Golly. I don't think I've ever heard someone suggest one universal, fixed rate of tax in my life! Not even Farage is suggesting such a thing.
Just doing very rough calculations, that would suggest that everyone of working age (18-65), given today's governmental spending, would pay £24,000 in tax. Currently average gross annual earnings are £37,000 for full time employees and £13,000 for part time.
Obviously, governmental spending would have to be slashed to the bone and there would be people dying on the streets, homeless, unfed and sick. Crime rates would shoot up because of the need and because there wouldn't be enough funds to run a police force. My guess is that civil unrest would quickly follow, and those that could would leave the country, cursing the poor for ruining the country.
Yup, that would be fair.
And, of course, sensible. In fact, even the very wealthy owe their standard of living and their comfort to the existence of a functional, stable economy society. We saw during covid, the importance of delivery drivers, supermarket workers, bin-men etc the low paid who don't earn as much as you want them to pay in tax.

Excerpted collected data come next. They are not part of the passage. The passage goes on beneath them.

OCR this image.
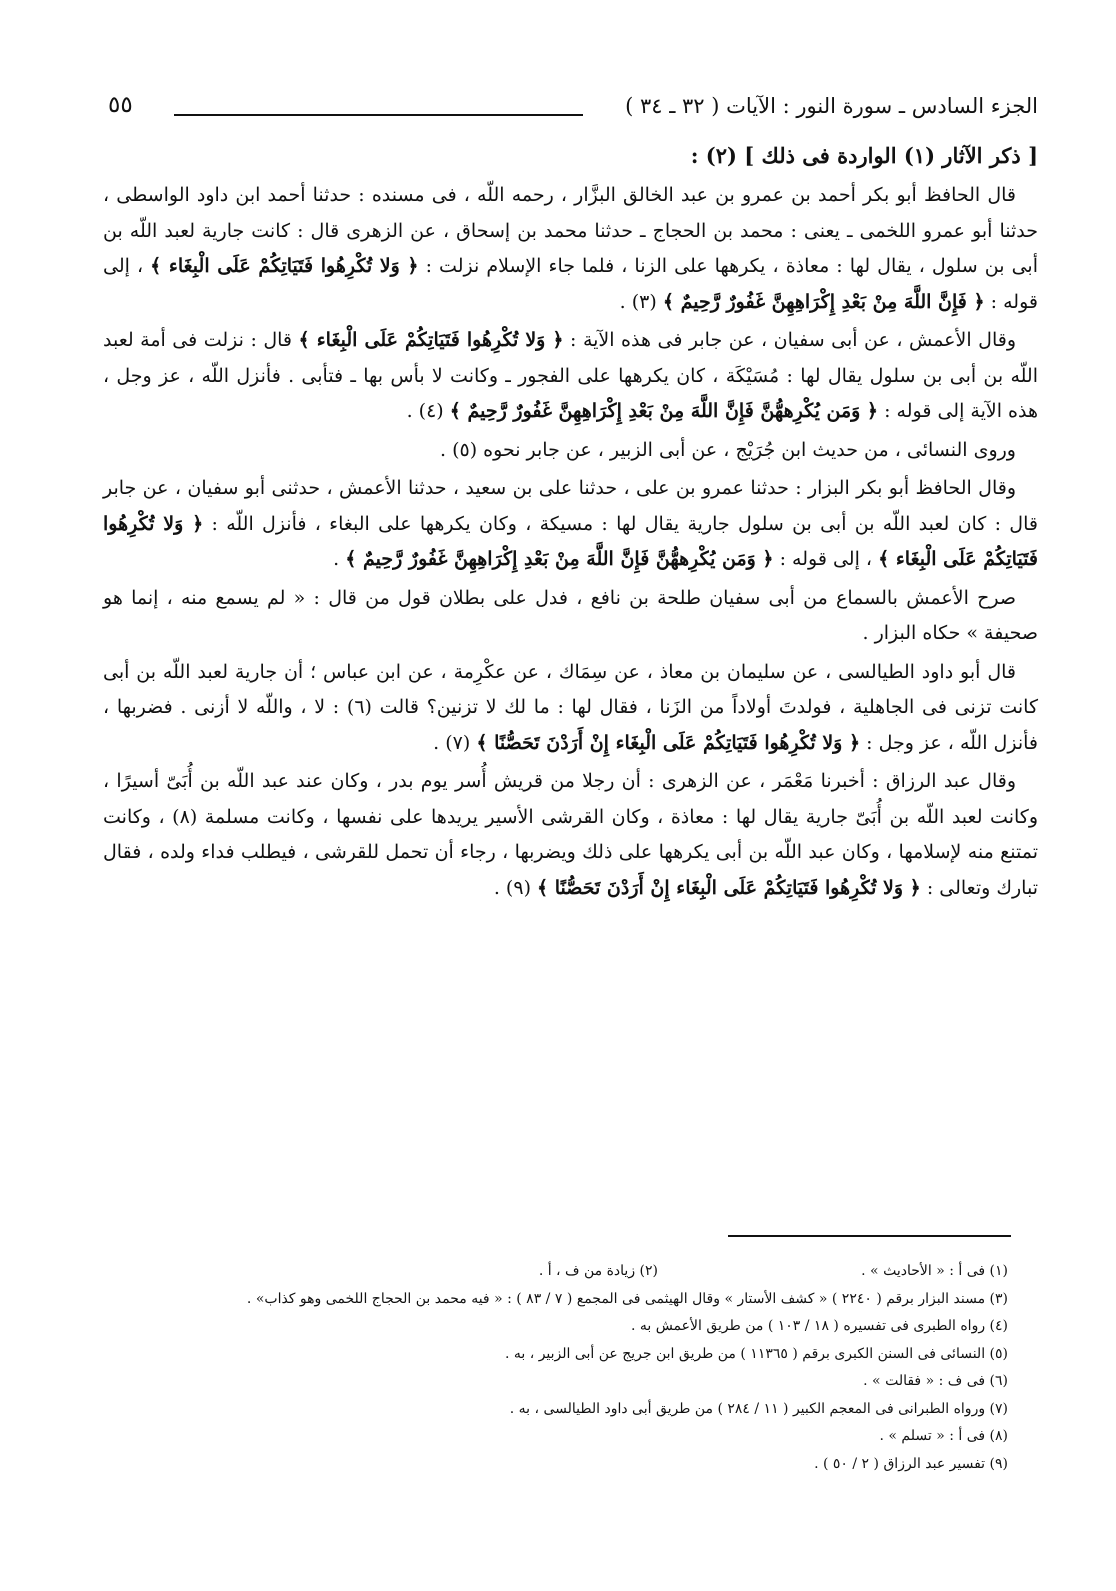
الجزء السادس ـ سورة النور : الآيات ( ٣٢ ـ ٣٤ )
٥٥
[ ذكر الآثار (١) الواردة فى ذلك ] (٢) :

قال الحافظ أبو بكر أحمد بن عمرو بن عبد الخالق البزَّار ، رحمه اللّه ، فى مسنده : حدثنا أحمد ابن داود الواسطى ، حدثنا أبو عمرو اللخمى ـ يعنى : محمد بن الحجاج ـ حدثنا محمد بن إسحاق ، عن الزهرى قال : كانت جارية لعبد اللّه بن أبى بن سلول ، يقال لها : معاذة ، يكرهها على الزنا ، فلما جاء الإسلام نزلت : ﴿ وَلا تُكْرِهُوا فَتَيَاتِكُمْ عَلَى الْبِغَاء ﴾ ، إلى قوله : ﴿ فَإِنَّ اللَّهَ مِنْ بَعْدِ إِكْرَاهِهِنَّ غَفُورٌ رَّحِيمٌ ﴾ (٣) .

وقال الأعمش ، عن أبى سفيان ، عن جابر فى هذه الآية : ﴿ وَلا تُكْرِهُوا فَتَيَاتِكُمْ عَلَى الْبِغَاء ﴾ قال : نزلت فى أمة لعبد اللّه بن أبى بن سلول يقال لها : مُسَيْكَة ، كان يكرهها على الفجور ـ وكانت لا بأس بها ـ فتأبى . فأنزل اللّه ، عز وجل ، هذه الآية إلى قوله : ﴿ وَمَن يُكْرِههُّنَّ فَإِنَّ اللَّهَ مِنْ بَعْدِ إِكْرَاهِهِنَّ غَفُورٌ رَّحِيمٌ ﴾ (٤) .

وروى النسائى ، من حديث ابن جُرَيْج ، عن أبى الزبير ، عن جابر نحوه (٥) .

وقال الحافظ أبو بكر البزار : حدثنا عمرو بن على ، حدثنا على بن سعيد ، حدثنا الأعمش ، حدثنى أبو سفيان ، عن جابر قال : كان لعبد اللّه بن أبى بن سلول جارية يقال لها : مسيكة ، وكان يكرهها على البغاء ، فأنزل اللّه : ﴿ وَلا تُكْرِهُوا فَتَيَاتِكُمْ عَلَى الْبِغَاء ﴾ ، إلى قوله : ﴿ وَمَن يُكْرِههُّنَّ فَإِنَّ اللَّهَ مِنْ بَعْدِ إِكْرَاهِهِنَّ غَفُورٌ رَّحِيمٌ ﴾ .

صرح الأعمش بالسماع من أبى سفيان طلحة بن نافع ، فدل على بطلان قول من قال : « لم يسمع منه ، إنما هو صحيفة » حكاه البزار .

قال أبو داود الطيالسى ، عن سليمان بن معاذ ، عن سِمَاك ، عن عكْرِمة ، عن ابن عباس ؛ أن جارية لعبد اللّه بن أبى كانت تزنى فى الجاهلية ، فولدتَ أولاداً من الزَنا ، فقال لها : ما لك لا تزنين؟ قالت (٦) : لا ، واللّه لا أزنى . فضربها ، فأنزل اللّه ، عز وجل : ﴿ وَلا تُكْرِهُوا فَتَيَاتِكُمْ عَلَى الْبِغَاء إِنْ أَرَدْنَ تَحَصُّنًا ﴾ (٧) .

وقال عبد الرزاق : أخبرنا مَعْمَر ، عن الزهرى : أن رجلا من قريش أُسر يوم بدر ، وكان عند عبد اللّه بن أُبَىّ أسيرًا ، وكانت لعبد اللّه بن أُبَىّ جارية يقال لها : معاذة ، وكان القرشى الأسير يريدها على نفسها ، وكانت مسلمة (٨) ، وكانت تمتنع منه لإسلامها ، وكان عبد اللّه بن أبى يكرهها على ذلك ويضربها ، رجاء أن تحمل للقرشى ، فيطلب فداء ولده ، فقال تبارك وتعالى : ﴿ وَلا تُكْرِهُوا فَتَيَاتِكُمْ عَلَى الْبِغَاء إِنْ أَرَدْنَ تَحَصُّنًا ﴾ (٩) .

(١) فى أ : « الأحاديث » .
(٢) زيادة من ف ، أ .
(٣) مسند البزار برقم ( ٢٢٤٠ ) « كشف الأستار » وقال الهيثمى فى المجمع ( ٧ / ٨٣ ) : « فيه محمد بن الحجاج اللخمى وهو كذاب» .
(٤) رواه الطبرى فى تفسيره ( ١٨ / ١٠٣ ) من طريق الأعمش به .
(٥) النسائى فى السنن الكبرى برقم ( ١١٣٦٥ ) من طريق ابن جريج عن أبى الزبير ، به .
(٦) فى ف : « فقالت » .
(٧) ورواه الطبرانى فى المعجم الكبير ( ١١ / ٢٨٤ ) من طريق أبى داود الطيالسى ، به .
(٨) فى أ : « تسلم » .
(٩) تفسير عبد الرزاق ( ٢ / ٥٠ ) .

There are many different ways of calculating 'fairness'. You suggest a single flat sum. Others might suggest a single percentage (there are few people on here who, when talking about finances in a marriage suggest splitting costs equally, when one person is earning lots and the other is a SAHM or on a significantly lower wage). The political consensus across all parties for generations has been a progressive tax system; so you're quite the outlier.